It’s a categorical model with 4 outcome categories, 2 group-level effects and 46 x 3 = 138 population-level effects, fit using brms. When I calculate elpd_loo using
loo(mymodel, reloo = TRUE), the model is re-fit once due to a problematic observation. This re-fitting finishes fine, and a loo object is returned. However, the following warning is printed:
UNRELIABLE VALUE: Future (‘’) unexpectedly generated random numbers without specifying argument ‘[future.]seed’. There is a risk that those random numbers are not statistically sound and the overall results might be invalid. To fix this, specify argument ‘[future.]seed’, e.g. ‘seed=TRUE’. This ensures that proper, parallel-safe random numbers are produced via the L’Ecuyer-CMRG method. To disable this check, use [future].seed=NULL, or set option ‘future.rng.onMisuse’ to “ignore”.

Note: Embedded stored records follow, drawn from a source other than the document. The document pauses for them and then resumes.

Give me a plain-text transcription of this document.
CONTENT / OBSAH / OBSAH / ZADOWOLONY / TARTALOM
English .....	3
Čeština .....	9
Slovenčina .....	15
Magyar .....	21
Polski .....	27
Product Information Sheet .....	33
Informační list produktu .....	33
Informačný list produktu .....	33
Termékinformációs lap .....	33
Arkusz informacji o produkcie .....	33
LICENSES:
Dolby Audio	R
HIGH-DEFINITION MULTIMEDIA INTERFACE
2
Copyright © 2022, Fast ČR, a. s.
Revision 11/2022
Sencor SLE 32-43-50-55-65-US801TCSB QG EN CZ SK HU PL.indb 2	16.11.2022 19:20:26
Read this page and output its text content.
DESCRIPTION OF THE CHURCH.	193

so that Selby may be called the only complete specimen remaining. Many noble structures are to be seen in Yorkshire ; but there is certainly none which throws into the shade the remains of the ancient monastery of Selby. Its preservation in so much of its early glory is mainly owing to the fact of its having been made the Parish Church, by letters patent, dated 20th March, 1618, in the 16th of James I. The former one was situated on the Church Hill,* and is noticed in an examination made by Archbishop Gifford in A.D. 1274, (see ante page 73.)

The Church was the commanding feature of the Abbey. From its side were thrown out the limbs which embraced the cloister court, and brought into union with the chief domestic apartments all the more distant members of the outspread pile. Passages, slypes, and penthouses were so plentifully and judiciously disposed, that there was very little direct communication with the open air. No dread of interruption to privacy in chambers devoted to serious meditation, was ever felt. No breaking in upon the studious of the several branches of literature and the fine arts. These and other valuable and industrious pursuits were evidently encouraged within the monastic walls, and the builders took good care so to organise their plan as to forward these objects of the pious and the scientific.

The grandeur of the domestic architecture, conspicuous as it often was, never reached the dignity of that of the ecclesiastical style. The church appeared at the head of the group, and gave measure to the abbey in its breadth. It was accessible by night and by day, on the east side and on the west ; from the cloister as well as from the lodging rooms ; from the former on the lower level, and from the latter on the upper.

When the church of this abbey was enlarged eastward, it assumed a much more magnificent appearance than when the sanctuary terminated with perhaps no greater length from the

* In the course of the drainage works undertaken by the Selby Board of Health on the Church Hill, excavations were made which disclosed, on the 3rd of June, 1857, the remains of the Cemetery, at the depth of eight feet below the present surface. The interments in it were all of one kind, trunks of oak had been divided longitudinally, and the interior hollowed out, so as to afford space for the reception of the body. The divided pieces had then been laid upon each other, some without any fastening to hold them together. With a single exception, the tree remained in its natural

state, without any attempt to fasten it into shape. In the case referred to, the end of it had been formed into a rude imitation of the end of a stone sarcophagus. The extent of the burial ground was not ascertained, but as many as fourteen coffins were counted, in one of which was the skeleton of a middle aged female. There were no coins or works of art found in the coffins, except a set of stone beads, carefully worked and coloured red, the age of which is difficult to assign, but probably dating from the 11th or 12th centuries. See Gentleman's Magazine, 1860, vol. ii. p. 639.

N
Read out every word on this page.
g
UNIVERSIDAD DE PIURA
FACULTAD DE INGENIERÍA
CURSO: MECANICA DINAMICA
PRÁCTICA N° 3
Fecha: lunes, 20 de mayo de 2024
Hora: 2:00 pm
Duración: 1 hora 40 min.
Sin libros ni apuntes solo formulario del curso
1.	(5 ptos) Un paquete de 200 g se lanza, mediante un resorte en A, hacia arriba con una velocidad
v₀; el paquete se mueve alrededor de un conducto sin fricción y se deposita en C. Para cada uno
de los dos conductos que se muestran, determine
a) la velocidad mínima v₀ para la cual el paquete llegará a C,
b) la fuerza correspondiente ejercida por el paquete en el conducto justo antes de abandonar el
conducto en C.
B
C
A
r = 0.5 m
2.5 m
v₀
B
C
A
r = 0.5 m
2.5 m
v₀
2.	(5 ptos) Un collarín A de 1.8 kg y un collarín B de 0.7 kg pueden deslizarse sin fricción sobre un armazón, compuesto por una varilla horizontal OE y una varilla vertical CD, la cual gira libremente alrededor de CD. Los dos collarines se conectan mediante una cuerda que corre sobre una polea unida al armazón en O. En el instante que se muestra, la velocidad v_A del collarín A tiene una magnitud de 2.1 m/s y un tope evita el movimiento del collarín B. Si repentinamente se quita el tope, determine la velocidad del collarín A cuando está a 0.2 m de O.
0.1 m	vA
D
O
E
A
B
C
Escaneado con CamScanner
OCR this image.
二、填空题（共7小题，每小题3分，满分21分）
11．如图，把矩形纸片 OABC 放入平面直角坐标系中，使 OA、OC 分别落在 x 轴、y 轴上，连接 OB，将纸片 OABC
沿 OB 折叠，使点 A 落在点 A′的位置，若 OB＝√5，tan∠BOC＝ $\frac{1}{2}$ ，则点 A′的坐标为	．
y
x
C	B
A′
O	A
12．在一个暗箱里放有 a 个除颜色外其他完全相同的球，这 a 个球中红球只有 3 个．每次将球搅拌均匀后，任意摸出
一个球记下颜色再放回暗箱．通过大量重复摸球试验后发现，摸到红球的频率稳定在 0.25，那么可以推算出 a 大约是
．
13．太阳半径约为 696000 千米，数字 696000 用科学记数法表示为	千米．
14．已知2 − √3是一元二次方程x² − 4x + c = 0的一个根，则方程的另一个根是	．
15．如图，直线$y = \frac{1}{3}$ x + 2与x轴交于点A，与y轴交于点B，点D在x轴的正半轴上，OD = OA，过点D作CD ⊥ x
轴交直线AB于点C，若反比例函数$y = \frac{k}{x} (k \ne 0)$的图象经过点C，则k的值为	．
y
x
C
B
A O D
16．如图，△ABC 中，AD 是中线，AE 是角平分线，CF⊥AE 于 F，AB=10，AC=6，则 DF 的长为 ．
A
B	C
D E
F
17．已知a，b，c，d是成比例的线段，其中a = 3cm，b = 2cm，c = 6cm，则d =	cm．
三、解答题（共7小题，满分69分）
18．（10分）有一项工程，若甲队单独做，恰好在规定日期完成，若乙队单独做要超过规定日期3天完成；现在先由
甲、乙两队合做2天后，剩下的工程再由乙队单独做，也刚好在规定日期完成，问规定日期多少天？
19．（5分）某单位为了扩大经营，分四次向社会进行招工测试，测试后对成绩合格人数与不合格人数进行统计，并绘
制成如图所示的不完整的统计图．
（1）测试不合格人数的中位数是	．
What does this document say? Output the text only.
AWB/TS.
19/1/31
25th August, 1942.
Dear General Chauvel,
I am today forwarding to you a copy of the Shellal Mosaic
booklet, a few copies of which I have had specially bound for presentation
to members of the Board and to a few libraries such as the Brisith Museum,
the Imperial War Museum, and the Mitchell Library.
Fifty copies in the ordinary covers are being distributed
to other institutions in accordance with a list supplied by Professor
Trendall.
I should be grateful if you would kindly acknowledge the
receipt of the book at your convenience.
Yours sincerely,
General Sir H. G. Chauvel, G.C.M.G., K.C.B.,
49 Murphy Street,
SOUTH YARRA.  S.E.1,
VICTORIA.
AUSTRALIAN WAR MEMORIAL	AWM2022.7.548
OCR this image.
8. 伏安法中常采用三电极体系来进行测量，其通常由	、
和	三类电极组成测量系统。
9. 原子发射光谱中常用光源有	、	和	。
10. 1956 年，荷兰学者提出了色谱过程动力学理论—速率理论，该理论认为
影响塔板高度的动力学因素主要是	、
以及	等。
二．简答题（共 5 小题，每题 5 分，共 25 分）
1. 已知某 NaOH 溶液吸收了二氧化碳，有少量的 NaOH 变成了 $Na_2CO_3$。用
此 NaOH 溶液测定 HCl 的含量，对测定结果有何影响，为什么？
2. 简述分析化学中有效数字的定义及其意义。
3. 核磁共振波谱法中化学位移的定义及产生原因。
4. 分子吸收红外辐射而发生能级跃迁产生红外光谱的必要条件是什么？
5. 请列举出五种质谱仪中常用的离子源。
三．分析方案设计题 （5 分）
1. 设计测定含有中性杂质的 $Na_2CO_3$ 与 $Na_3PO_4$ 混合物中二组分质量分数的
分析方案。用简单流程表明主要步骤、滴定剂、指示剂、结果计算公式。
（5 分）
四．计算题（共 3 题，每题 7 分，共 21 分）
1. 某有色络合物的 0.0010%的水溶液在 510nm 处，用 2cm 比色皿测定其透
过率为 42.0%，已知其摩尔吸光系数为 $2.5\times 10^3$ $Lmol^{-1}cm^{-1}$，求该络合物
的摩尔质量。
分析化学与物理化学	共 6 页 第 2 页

However, it seems to me that
loo() doesn’t have an argument called seed. Nonetheless, just to make sure, I tried just now to run
loo() on my model again, with reloo = TRUE and seed = TRUE. After another 90 minutes or re-fitting the model without the problematic observation, I get the same error again.
It might also be worth pointing out that the new reloo object is not identical to the first. Elpd_loo and the other diagnostics differ by a tiny amount (about 0.015 points). But I guess that is attributable to the fact that the refitting was done using different random seeds.
The question is: given that I’m still getting the warning, can I trust the reloo diagnostics or not?